Quem inventou as escolas de samba na tela foi o Busby Berkeley.
O grande carnaval está muito presente no mundo dos foliões anônimos. Podemos ver nas ruas a preciosa origem do carnaval profundo. Lá, estão os desesperados, os famintos de amor, os malucos, os excluídos da festa oficial. O carnaval das ruas está longe do populismo oficial, que transforma o popular em “kitsch”.
Nas ruas, estão os blocos dos anjos de cara suja, os blocos das escrotas, o bloco dos vagabundos, dos bêbedos ornamentais, da crioulada pobre.
Essa produção de significados novos só se dá ali, no meio dos excluídos do mundo “clean”. Só os sujos são santos. Ali está a surda revolta contra o trabalho desumano e sem amor, o exorcismo da miséria, o prazer de escrachar a beleza óbvia do universo do bom desenho. Pela destruição dessa beleza “limpa”, vemos a invasão de uma poesia grotesca que atravessa os séculos desde Brueghel, Bosch, Cervantes, Rabelais, passando por Goya, Ensor e tantos outros, desaguando no barroco brasileiro do caos colorido.

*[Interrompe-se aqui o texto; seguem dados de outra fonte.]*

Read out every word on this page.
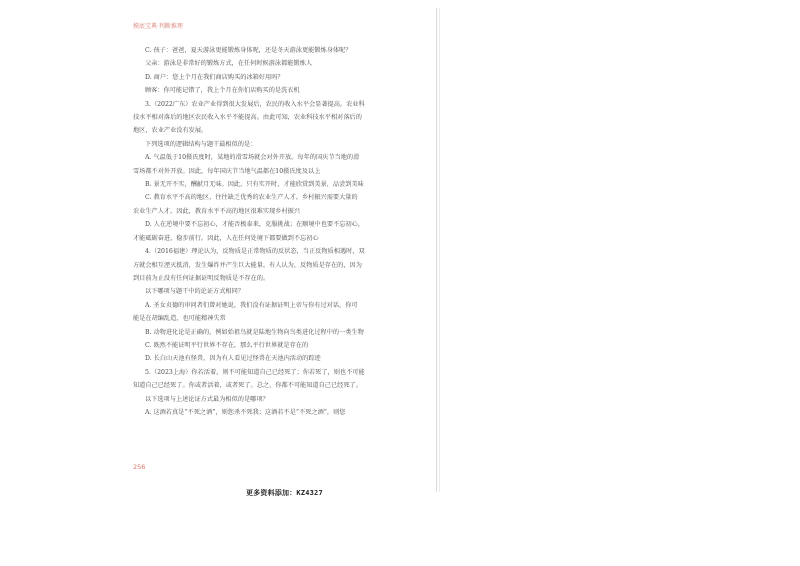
摸底宝典·判断推理

C. 孩子：爸爸，夏天游泳更能锻炼身体呢，还是冬天游泳更能锻炼身体呢？

父亲：游泳是非常好的锻炼方式，在任何时候游泳都能锻炼人

D. 商户：您上个月在我们商店购买的冰箱好用吗？

顾客：你可能记错了，我上个月在你们店购买的是洗衣机

3.（2022广东）农业产业得到很大发展后，农民的收入水平会显著提高。农业科

技水平相对落后的地区农民收入水平不能提高。由此可知，农业科技水平相对落后的

地区，农业产业没有发展。

下列选项的逻辑结构与题干最相似的是：

A. 气温低于10摄氏度时，某地的滑雪场就会对外开放。每年的国庆节当地的滑

雪场都不对外开放。因此，每年国庆节当地气温都在10摄氏度及以上

B. 景无开不实，酬献月无味。因此，只有实开时，才能欣赏到美景，品尝到美味

C. 教育水平不高的地区，往往缺乏优秀的农业生产人才。乡村振兴需要大量的

农业生产人才。因此，教育水平不高的地区很难实现乡村振兴

D. 人在逆境中要不忘初心，才能否极泰来，克服挑战；在顺境中也要不忘初心，

才能砥砺奋进，稳步前行。因此，人在任何处境下都要做到不忘初心

4.（2016福建）理论认为，反物质是正常物质的反状态，当正反物质相遇时，双

方就会相互湮灭抵消，发生爆炸并产生巨大能量。有人认为，反物质是存在的，因为

到目前为止没有任何证据证明反物质是不存在的。

以下哪项与题干中的论证方式相同？

A. 圣女贞德的审问者们曾对她说，我们没有证据证明上帝与你有过对话，你可

能是在胡编乱造，也可能精神失常

B. 动物进化论是正确的，例如始祖鸟就是陆地生物向鸟类进化过程中的一类生物

C. 既然不能证明平行世界不存在，那么平行世界就是存在的

D. 长白山天池有怪兽，因为有人看见过怪兽在天池内活动的踪迹

5.（2023上海）你若活着，则不可能知道自己已经死了；你若死了，则也不可能

知道自己已经死了。你或者活着，或者死了。总之，你都不可能知道自己已经死了。

以下选项与上述论证方式最为相似的是哪项？

A. 这酒若真是“不死之酒”，则您杀不死我；这酒若不是“不死之酒”，则您

256
更多资料添加：KZ4327
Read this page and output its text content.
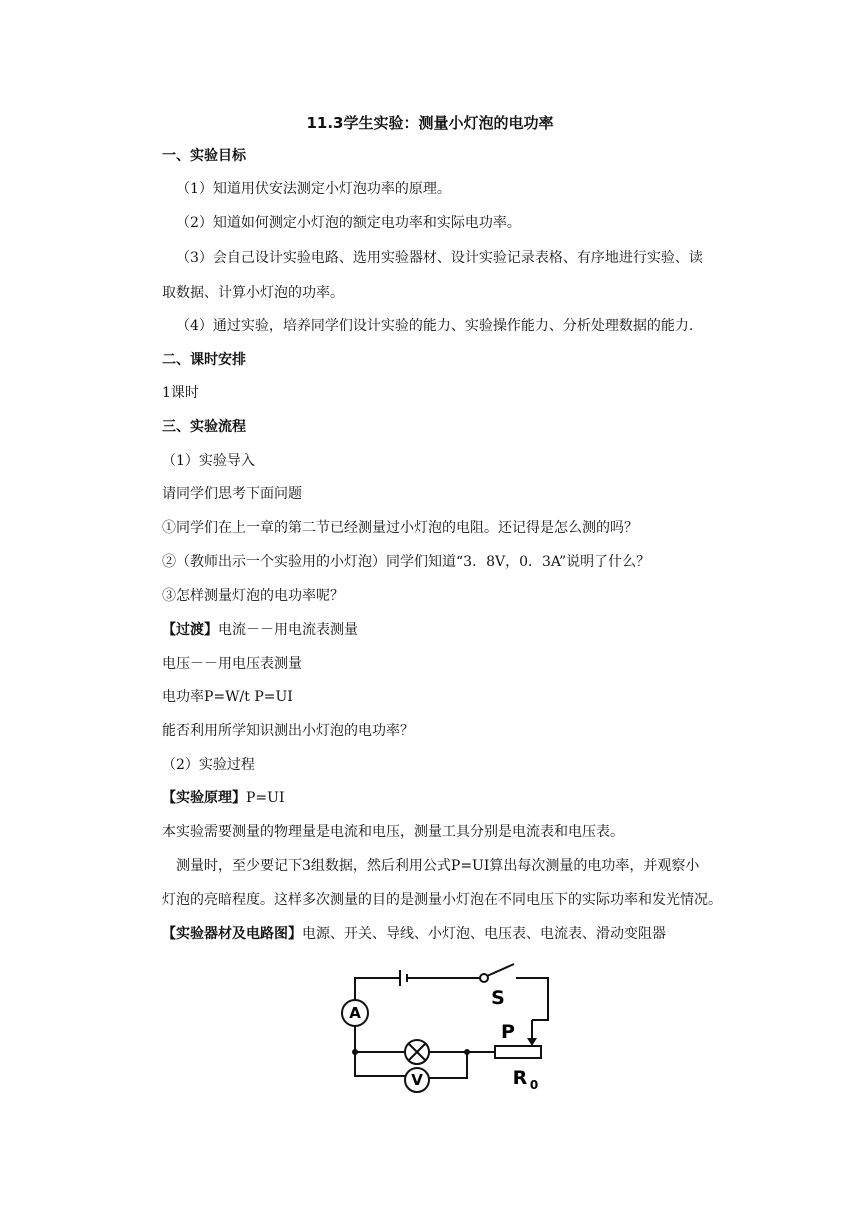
11.3学生实验：测量小灯泡的电功率
一、实验目标
（1）知道用伏安法测定小灯泡功率的原理。
（2）知道如何测定小灯泡的额定电功率和实际电功率。
（3）会自己设计实验电路、选用实验器材、设计实验记录表格、有序地进行实验、读
取数据、计算小灯泡的功率。
（4）通过实验，培养同学们设计实验的能力、实验操作能力、分析处理数据的能力.
二、课时安排
1课时
三、实验流程
（1）实验导入
请同学们思考下面问题
①同学们在上一章的第二节已经测量过小灯泡的电阻。还记得是怎么测的吗？
②（教师出示一个实验用的小灯泡）同学们知道“3．8V，0．3A”说明了什么？
③怎样测量灯泡的电功率呢？
【过渡】电流－－用电流表测量
电压－－用电压表测量
电功率P=W/t P=UI
能否利用所学知识测出小灯泡的电功率？
（2）实验过程
【实验原理】P=UI
本实验需要测量的物理量是电流和电压，测量工具分别是电流表和电压表。
测量时，至少要记下3组数据，然后利用公式P=UI算出每次测量的电功率，并观察小
灯泡的亮暗程度。这样多次测量的目的是测量小灯泡在不同电压下的实际功率和发光情况。
【实验器材及电路图】电源、开关、导线、小灯泡、电压表、电流表、滑动变阻器
A
V
S
P
R 0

Alguma coisa muito profunda está oculta na loucura desses marginais. Só ali, nas ruas sujas, estão as três raças brasileiras entrelaçadas na esperança da suruba total, de um casamento grupal doido: negros, brancos e índios dando à luz um grande bebê mestiço e gargalhante que ensine ao mundo que a vida é arte e a lógica careta é a morte.